The impending winter and its falling temperatures are spreading more than just holiday cheer.
Along with the expected rise of community illness during flu season, Jamestown Public Schools is also taking preventative measures against pertussis, or whooping cough. According to Mike McElrath, principal of Jamestown High School, there have been reported cases of whooping cough among the student body.
"(The steps taken by JHS) are precautionary," said McElrath. "Lately, we've been dealing with whooping cough so we want to keep the parents informed. We don't really see whooping cough that much, so we're just erring on the side of caution."
Last week, McElrath had sent a notice through JPS' phone network, Global Connect, that parents would receive a letter that was sent out to the student body, containing information about whooping cough. The letter references the symptoms that parents might see in their children as well as how the illness progresses.
"Our recommendation is for parents to contact their own primary care physician so they can determine the best procedures to take with their kids," said McElrath.
Students who arrive to school ill or become ill while in school are sent to the school nurses, who will contact and work directly with the student's physician.

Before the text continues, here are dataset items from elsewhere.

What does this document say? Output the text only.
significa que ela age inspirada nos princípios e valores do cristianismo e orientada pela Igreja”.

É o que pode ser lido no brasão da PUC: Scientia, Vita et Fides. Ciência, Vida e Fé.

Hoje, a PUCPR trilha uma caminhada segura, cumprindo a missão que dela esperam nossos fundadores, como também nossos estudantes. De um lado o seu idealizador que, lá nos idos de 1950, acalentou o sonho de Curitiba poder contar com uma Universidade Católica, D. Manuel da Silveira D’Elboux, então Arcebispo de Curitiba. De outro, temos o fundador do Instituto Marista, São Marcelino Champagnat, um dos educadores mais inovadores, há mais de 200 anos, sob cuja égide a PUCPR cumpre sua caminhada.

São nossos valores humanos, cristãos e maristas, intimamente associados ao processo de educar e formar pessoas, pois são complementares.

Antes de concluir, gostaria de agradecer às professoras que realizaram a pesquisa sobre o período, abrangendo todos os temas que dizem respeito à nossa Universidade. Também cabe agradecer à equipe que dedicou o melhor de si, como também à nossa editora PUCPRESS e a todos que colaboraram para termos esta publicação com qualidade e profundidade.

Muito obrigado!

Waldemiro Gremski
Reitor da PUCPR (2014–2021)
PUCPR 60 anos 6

Whooping cough is a highly contagious bacterial infection that causes an uncontrollable, violent cough that can last for weeks or months. It may begin with cold-like symptoms or a dry cough that progresses to episodes of severe coughing. It can occur at any age in those not vaccinated.
A statement regarding the rising cases of pertussis in Chautauqua County has been made by the Chautauqua County Department of Health. It states the county has seen 52 cases of whooping cough since late March, with most of the confirmed cases coming in the southern part of the county.
"Exposures from one case can be wide spread in a school setting including sporting events," the release states.
The best way to prevent pertussis is to get vaccinated. The pertussis vaccine is routinely given to children at 2, 4, 6, and 12 to 15 months of age, and then between 4 and 6 years of age. Since immunity can fade over time, periodic "booster" doses are needed by adolescents and adults to keep immunity strong. Parents with children less than 7 years of age who have not been completely immunized against pertussis, particularly infants under one year, should talk to their child's doctor about the benefits of vaccination. Students entering the sixth grade in New York State are required to receive one booster dose of pertussis.
Adults of any age, especially if they are in contact with infants younger than age 12 month, such as parents, grandparents and childcare providers, who have not received a dose of Tdap are strongly encouraged to get vaccinated. Pregnant women, preferably after 20 weeks' gestation and healthcare personnel of all ages should be vaccinated against pertussis.
"People who have pertussis should stay away from young children and infants until five days of antibiotic treatment," the release states. "Children should stay out of school until five days after treatment begins. All close contacts of a case of pertussis should be tested and treated or given antibiotics as a preventative measure."